October 13, 20223 yr years ago when i first setup my unraid server, I was having issues with the log share size, so I found this discussion which uses a few lines in the go file to increase the log size: https://lime-technology.com/forum/index.php?topic=38564.msg410062#ms Specifically the lines are: mount -o remount,size=256m /var/log logger -tgo "Increased space for logs to 256MB" I'm wondering if this is still necessary in 2022? Has something changed in unraid making this unnecessary after 6 years or is this still on a case by case basis?
June 22, 20233 yr Solution I'm surprised this hasn't been answered as it comes pretty high on search engines. Anyways. The important thing is to understand what we are dealing with here. For instance, here is what my /var/log looks like currently: root@server:~# df -h /var/log Filesystem Size Used Avail Use% Mounted on tmpfs 128M 105M 24M 83% /var/log root@server:~# du -ahx /var/log | sort -hr | head 105M /var/log 50M /var/log/syslog.2 38M /var/log/nginx/error.log.1 38M /var/log/nginx 8.3M /var/log/samba 7.3M /var/log/syslog 5.6M /var/log/samba/log.rpcd_lsad 2.7M /var/log/samba/log.samba-dcerpcd 1.4M /var/log/syslog.1 704K /var/log/pkgtools So, what is going on here? Long uptime, mover logging enabled, and... a bunch of nginx errors. Unsure why but nginx crashed (the webUI became weirdly unresponsive), it took me a while to notice as I wasn't specifically monitoring the content of that log file and didn't visit the webUI in a while as well. Anyways, of course here cleaning things up would be good enough, at the same time 128M is a very small amount of space. You don't want your /var/log to fill up your memory, but you don't want to lose your syslog in the event of an issue similar to the nginx issue I had. Basically, as long as you have plenty of memory available, it's safe to expand it to say 512M or even 1G, by 2023's standards keeping 1G of logs isn't that bad. Using a proper syslog server would definitely offer better solutions in terms of long-time logging and archiving.
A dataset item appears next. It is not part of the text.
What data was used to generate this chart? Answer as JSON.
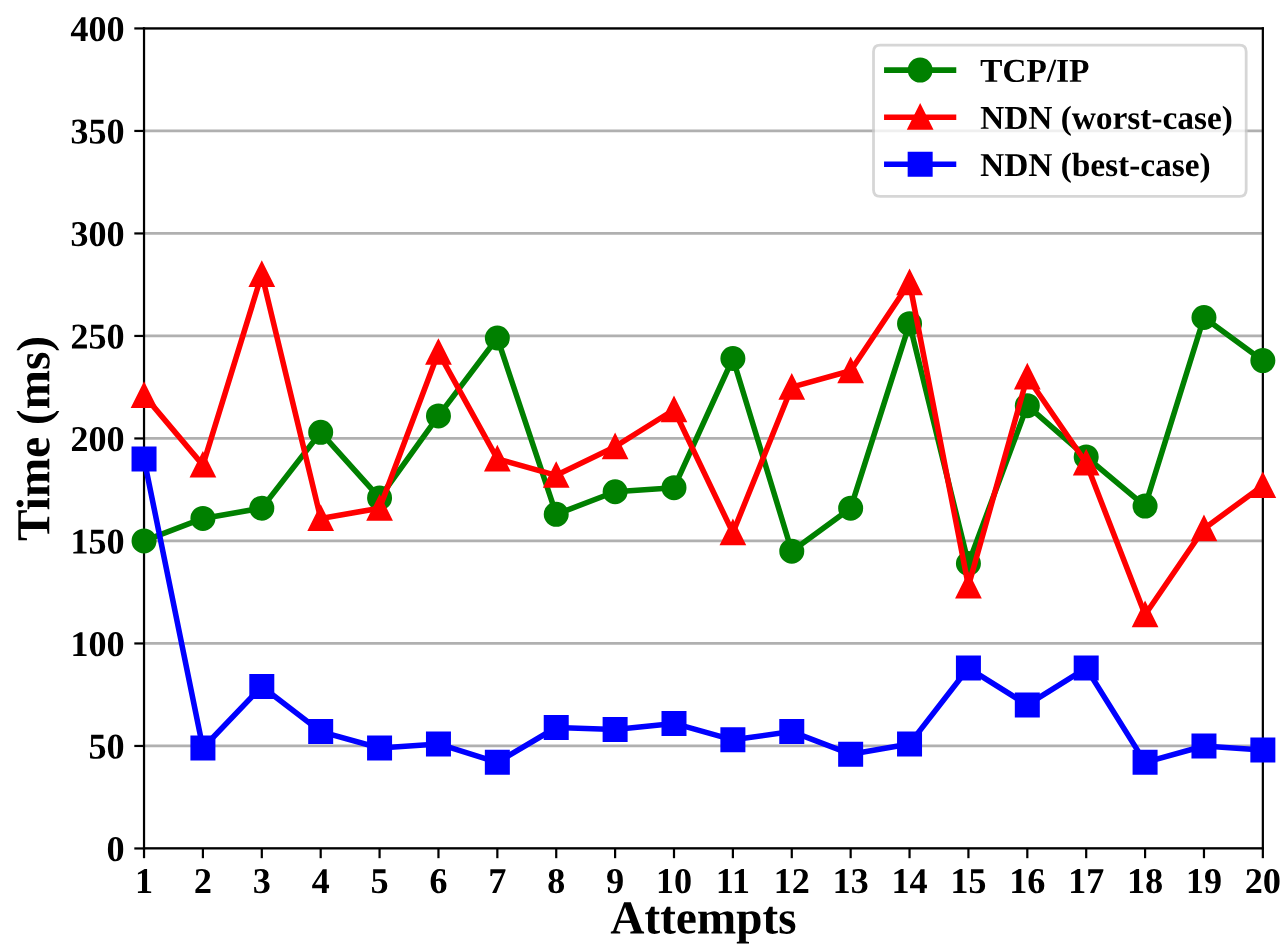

June 22, 20233 yr Author 14 hours ago, dnLL said: I'm surprised this hasn't been answered as it comes pretty high on search engines. Anyways. The important thing is to understand what we are dealing with here. For instance, here is what my /var/log looks like currently: root@server:~# df -h /var/log Filesystem Size Used Avail Use% Mounted on tmpfs 128M 105M 24M 83% /var/log root@server:~# du -ahx /var/log | sort -hr | head 105M /var/log 50M /var/log/syslog.2 38M /var/log/nginx/error.log.1 38M /var/log/nginx 8.3M /var/log/samba 7.3M /var/log/syslog 5.6M /var/log/samba/log.rpcd_lsad 2.7M /var/log/samba/log.samba-dcerpcd 1.4M /var/log/syslog.1 704K /var/log/pkgtools So, what is going on here? Long uptime, mover logging enabled, and... a bunch of nginx errors. Unsure why but nginx crashed (the webUI became weirdly unresponsive), it took me a while to notice as I wasn't specifically monitoring the content of that log file and didn't visit the webUI in a while as well. Anyways, of course here cleaning things up would be good enough, at the same time 128M is a very small amount of space. You don't want your /var/log to fill up your memory, but you don't want to lose your syslog in the event of an issue similar to the nginx issue I had. Basically, as long as you have plenty of memory available, it's safe to expand it to say 512M or even 1G, by 2023's standards keeping 1G of logs isn't that bad. Using a proper syslog server would definitely offer better solutions in terms of long-time logging and archiving. Thanks. I came to this conclusion after posting my original post. Appreciate you chiming in to reaffirm!
April 20, 20251 yr Since I have 64 gigs of ram, I felt safe to increase mine to 512Mb Just saw that this is an old thread, but it still comes up on google search.